Проснулся Димка поздно. Ставни были уже закрыты от солнца. О темное стекло билась муха. Два солнечных луча из щелей ставни пронизывали наискось комнату, и в них кружились пылинки. Пахло укропом и овчиной. В чулане было прохладнее и глухо, как в валенке.
Мальчик вышел на крыльцо и зажмурился от яркого света. Белый полдень слепил ему глаза и жег голову, макушка была горячей, как песок. Все вокруг замерло, только под ногами шевелилась и поскрипывала рассохшаяся половица.
Во дворе было пусто. Воздух, мерцая, волнистыми струйками поднимался к высокому небу. От ночного дождя не осталось и следа. Дождевая вода сбежала, оставив на земле желтую пену и грязный мусор. Илистая почва возле реки уже высохла и покрылась сеткой трещин. Привяла и поседела трава. Небо в зените было прозрачно-голубым, а к горизонту – светло-синим. Нестерпимый блеск реки и раскаленный песок наводили Димкины мысли на то, что небосвод под солнцем стал плавиться, как смола, и стекать в реку, а от самого солнца отвалился, как от раскаленной печи, кирпич. Он упал на землю и рассыпался на миллионы огненных золотых песчинок, которые жгли ему босые ноги.
На песке лежал Гришка.
– Пошли ловить рыбу, – предложил он.
– Жарко, – сказал Димка. – Я охолонусь.
Гришка ловил рыбу в тени вербы, а Димка, раз окунувшись, забрался на это же дерево, ствол которого лежал низко у поверхности воды, устроился поудобней в его развилке и, болтая ногами, стал смотреть на речку, на Гришку, на редких прохожих, измученных зноем.
В его воображении игра световых бликов на поверхности воды постепенно стала восприниматься как калейдоскоп голубых, зеленых и желтых огней, развевающихся на ветру знамен, под которыми яростно сшибались древние воины.

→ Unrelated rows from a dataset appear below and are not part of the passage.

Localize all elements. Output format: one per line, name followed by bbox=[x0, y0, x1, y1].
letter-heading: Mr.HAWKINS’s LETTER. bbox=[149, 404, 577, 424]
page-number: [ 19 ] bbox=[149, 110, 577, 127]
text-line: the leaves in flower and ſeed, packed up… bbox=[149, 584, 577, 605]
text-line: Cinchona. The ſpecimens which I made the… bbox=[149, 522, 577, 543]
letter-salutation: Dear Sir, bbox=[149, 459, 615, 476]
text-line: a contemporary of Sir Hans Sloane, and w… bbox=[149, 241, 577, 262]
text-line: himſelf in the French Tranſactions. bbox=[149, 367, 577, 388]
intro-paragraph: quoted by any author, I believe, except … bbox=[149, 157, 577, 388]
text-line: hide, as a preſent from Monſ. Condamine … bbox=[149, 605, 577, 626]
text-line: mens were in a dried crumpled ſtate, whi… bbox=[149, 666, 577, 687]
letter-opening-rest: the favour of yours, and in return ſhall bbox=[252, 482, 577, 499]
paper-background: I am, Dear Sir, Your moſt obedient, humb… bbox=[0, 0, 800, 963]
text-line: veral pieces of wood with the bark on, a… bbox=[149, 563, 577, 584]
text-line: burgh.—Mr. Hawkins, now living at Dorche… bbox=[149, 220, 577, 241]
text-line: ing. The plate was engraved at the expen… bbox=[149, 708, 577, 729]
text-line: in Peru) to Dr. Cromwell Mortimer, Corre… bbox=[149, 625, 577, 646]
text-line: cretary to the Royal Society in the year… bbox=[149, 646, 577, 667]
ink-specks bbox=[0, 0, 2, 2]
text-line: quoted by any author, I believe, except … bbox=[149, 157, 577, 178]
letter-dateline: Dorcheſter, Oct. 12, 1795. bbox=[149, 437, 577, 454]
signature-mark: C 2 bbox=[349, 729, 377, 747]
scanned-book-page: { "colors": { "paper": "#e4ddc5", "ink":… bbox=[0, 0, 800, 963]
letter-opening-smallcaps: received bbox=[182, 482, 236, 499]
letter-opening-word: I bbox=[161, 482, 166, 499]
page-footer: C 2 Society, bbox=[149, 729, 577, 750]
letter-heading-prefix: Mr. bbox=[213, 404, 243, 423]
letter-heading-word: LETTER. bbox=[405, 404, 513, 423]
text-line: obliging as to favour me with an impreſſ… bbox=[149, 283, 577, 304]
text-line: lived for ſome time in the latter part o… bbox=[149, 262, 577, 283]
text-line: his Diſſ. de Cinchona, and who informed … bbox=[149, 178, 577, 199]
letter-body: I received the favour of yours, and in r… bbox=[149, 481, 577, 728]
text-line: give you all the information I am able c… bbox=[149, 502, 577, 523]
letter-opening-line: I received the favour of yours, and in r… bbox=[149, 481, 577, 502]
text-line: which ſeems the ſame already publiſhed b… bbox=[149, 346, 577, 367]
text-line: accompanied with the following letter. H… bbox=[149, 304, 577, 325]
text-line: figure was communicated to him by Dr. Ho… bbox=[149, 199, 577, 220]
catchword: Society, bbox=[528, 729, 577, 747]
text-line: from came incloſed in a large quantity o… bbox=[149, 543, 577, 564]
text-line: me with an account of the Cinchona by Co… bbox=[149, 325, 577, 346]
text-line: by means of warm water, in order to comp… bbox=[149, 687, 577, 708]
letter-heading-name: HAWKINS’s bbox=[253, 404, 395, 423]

Рябило в глазах от несметного множества кольчуг, сверкали щиты и латы, мечи и кинжалы, развевались зеленые конские гривы.
У Димки заблестели глаза, лихорадочно летело в неведомые дали его воображение. Ему хотелось соскочить с дерева и ворваться в самую гущу сечи. От неосторожного движения он свалился на сидевшего внизу Гришку, и оба полетели в воду.
– О чем беседа? – спросил проснувшийся Борода.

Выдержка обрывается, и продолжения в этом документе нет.